Sevgili Peygamberimiz -aleyhisselâm- zaman zaman şöyle duâ ederlerdi: 

 

“Allâh’ım! 

 

Bütün işlerimin başı olan dînim konusunda hataya düşmekten beni koru! 

 

Yaşadığım şu dünyada işlerimin yolunda gitmesini sağla! 

 

Dönüp varacağım âhiretimi kazanmama yardım et! 

 

Hayatım boyunca daha çok hayır yapmama imkân ver! 

 

Her türlü kötülükten kurtulmamı sağlayacak bir ölüm nasip eyle.” (Müslim, Zikir, 71-3) 

 

Âmîn…

 

“Allâh’ım!

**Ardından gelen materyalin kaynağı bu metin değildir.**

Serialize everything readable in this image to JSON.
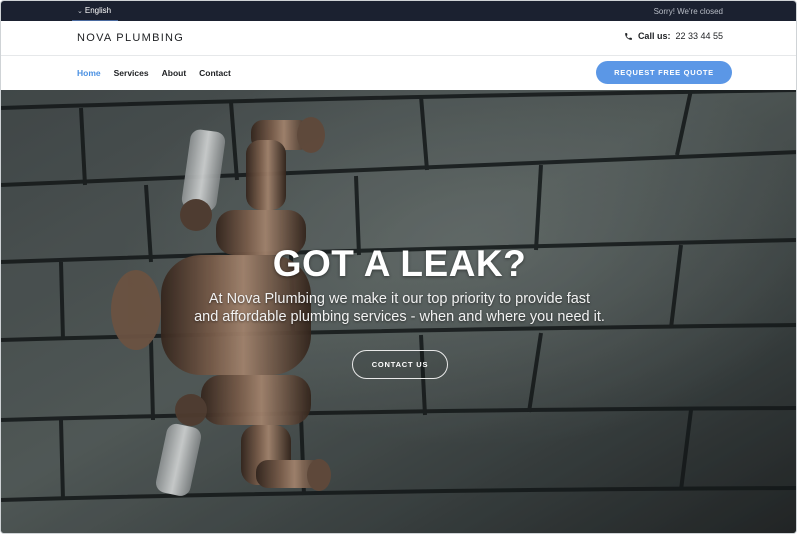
{
  "topbar": {
    "language": "English",
    "status": "Sorry! We're closed"
  },
  "header": {
    "logo": "NOVA PLUMBING",
    "call_label": "Call us:",
    "phone": "22 33 44 55"
  },
  "nav": {
    "items": [
      {
        "label": "Home",
        "active": true
      },
      {
        "label": "Services",
        "active": false
      },
      {
        "label": "About",
        "active": false
      },
      {
        "label": "Contact",
        "active": false
      }
    ],
    "quote_button": "REQUEST FREE QUOTE"
  },
  "hero": {
    "title": "GOT A LEAK?",
    "subtitle_line1": "At Nova Plumbing we make it our top priority to provide fast",
    "subtitle_line2": "and affordable plumbing services - when and where you need it.",
    "cta": "CONTACT US"
  },
  "colors": {
    "topbar_bg": "#1b2130",
    "accent": "#5b97e6",
    "active_link": "#4a90e2"
  }
}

Âcizlikten, tembellikten, korkaklıktan, ihtiyarlayıp ele avuca düşmekten ve cimrilikten Sana sığınırım. 

 

Kabir azâbından Sana sığınırım. 

 

Hayat ve ölüm fitnesinden Sana sığınırım.” (Ebû Dâvûd, Vitir, 32) 

 

Âmîn…

 

Rabbim şu kazancı bol, mânevî yönden her ânı kârlı, bereketli iklimde yüreklerimizi ve gönlümüzü kendi ziyâsıyla aydınlatsın. 

 

Niyetlerimizi hâlis kılsın, lutfettiklerini yoluna kullanmayı nasip etsin. Kendisinden başka kapılarda derman aratmasın. 

 

Kendisini hakkıyla zikredebilmeyi, verdiklerine şükredebilmeyi nasip eylesin. 

 

Sevdiği, râzı olduğu, sabır ehli kullarından olabilmemizi nasip eylesin. 

 

İbâdetlerimizi ihlâsla, zihnimizi sağda-solda gezdirmeden, ihsan sırrına eriştirerek edâ etmemizi müyesser kılsın. 

 

Günahlara dalmaktan, kendisini unutmaktan bizleri muhafaza eylesin. 

 

Ramazan’dan en güzel şekilde bizleri istifadelendirsin inşâallah.